Canterbury election of 1205
King John's attempt to force de Gray's election as Archbishop of Canterbury in 1205 was the beginning of the king's long quarrel with Pope Innocent III. Traditionally English kings had broad powers over the English Church, and this had survived the Becket controversy during John's father's reign. John, however, reigned concurrently with Innocent III, who was one of the foremost exponents of the concept of papal monarchy.
After Hubert Walter's death in July 1205, the selection of a successor was hindered by doubts about what the proper procedure should be, something that commonly happened with elections to Canterbury. King John postponed a decision while delegations from the bishops of England and the monks of the cathedral chapter went to Rome to seek guidance from the pope. The bishops of the province of Canterbury claimed the right to a say in who was elected, as whoever was chosen would be their superior, but according to canon law the monks of the cathedral chapter had the right to elect the new archbishop. The king also had a say in the election, as the archbishop was a major tenant-in-chief and was traditionally one of the principal royal advisors.
While the delegations from the various parties were in Rome, the monks of Canterbury secretly elected one of their own, Reginald, as archbishop, and subsequently sent him to Rome to join the delegation. When King John discovered that Reginald had been elected without any royal input he forced the monks to elect de Gray as archbishop. Some stories have Reginald's election taking place before the despatch of the first delegation to the papal curia. Another source, Gervase of Canterbury, has the king telling the chapter they could choose their own nominee after six months, while the king secretly sent envoys to Rome to secure de Gray's election. A further story, from Roger of Wendover, states that the monks elected Reginald before Walter was even buried, and that only a few members of the cathedral chapter – the younger ones – participated in the election. Wendover wrote in the 1230s and was not a monk of Canterbury, therefore it is unlikely he has recorded a true account.
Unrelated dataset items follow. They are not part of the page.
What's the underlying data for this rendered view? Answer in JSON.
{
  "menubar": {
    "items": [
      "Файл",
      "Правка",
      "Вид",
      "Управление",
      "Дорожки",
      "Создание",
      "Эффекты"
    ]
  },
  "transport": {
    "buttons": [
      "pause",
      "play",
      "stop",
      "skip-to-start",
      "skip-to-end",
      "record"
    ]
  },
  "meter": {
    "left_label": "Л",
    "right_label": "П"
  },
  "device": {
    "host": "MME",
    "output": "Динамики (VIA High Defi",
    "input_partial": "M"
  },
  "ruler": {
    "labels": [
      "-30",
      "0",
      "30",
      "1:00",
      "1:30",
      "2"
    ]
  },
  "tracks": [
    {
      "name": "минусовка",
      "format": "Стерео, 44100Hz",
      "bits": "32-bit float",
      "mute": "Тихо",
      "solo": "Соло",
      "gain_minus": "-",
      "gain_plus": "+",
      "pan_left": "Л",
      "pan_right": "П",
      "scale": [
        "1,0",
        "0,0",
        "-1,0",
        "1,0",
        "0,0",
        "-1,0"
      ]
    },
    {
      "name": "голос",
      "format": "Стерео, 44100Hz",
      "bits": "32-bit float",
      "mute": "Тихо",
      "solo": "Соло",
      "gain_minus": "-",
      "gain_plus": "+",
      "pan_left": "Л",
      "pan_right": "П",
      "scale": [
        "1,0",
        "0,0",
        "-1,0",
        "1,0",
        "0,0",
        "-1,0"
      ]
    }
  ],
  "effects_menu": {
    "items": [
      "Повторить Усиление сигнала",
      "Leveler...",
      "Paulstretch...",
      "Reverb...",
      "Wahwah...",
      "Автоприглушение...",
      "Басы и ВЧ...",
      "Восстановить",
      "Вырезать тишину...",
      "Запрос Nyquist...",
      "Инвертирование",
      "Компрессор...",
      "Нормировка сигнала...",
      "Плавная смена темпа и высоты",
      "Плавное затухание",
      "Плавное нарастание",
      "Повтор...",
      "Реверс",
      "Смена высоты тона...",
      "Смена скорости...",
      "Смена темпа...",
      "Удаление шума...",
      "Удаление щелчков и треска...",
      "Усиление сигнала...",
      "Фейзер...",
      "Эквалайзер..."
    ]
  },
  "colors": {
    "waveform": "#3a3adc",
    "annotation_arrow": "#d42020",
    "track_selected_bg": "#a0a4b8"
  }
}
De Gray was postulated, or nominated, to Canterbury on 11 December 1205, which presented Innocent with two candidates for the office. In an effort to reach a compromise, the pope quashed both nominations on about 30 March 1206; Innocent's reason for invalidating de Gray's candidacy was that any election was invalid if an earlier one was still under appeal to the papacy. The monks then elected Stephen Langton, with Innocent's approval. John did not accept Langton's candidacy however, and Innocent's consecration of Langton in 1207 led to an eight-year struggle between John and the pope over the rights of the king to secure the election of his choice as archbishop. John refused to allow Langton to enter England and exiled the Canterbury monks. Innocent placed an interdict on England in 1207, which John countered by confiscating the income and estates of any clergy who enforced it. Innocent went on to excommunicate John in 1209, in a dispute that led to the exile of many of the English clergy and John's imposition of heavy financial demands on the church in England; by 1209 de Gray and Peter des Roches, the Bishop of Winchester, were the only English bishops not in exile or dead. But it was not until 1213, when Innocent began to support John's deposition, that the king became concerned and reached a settlement with the papacy.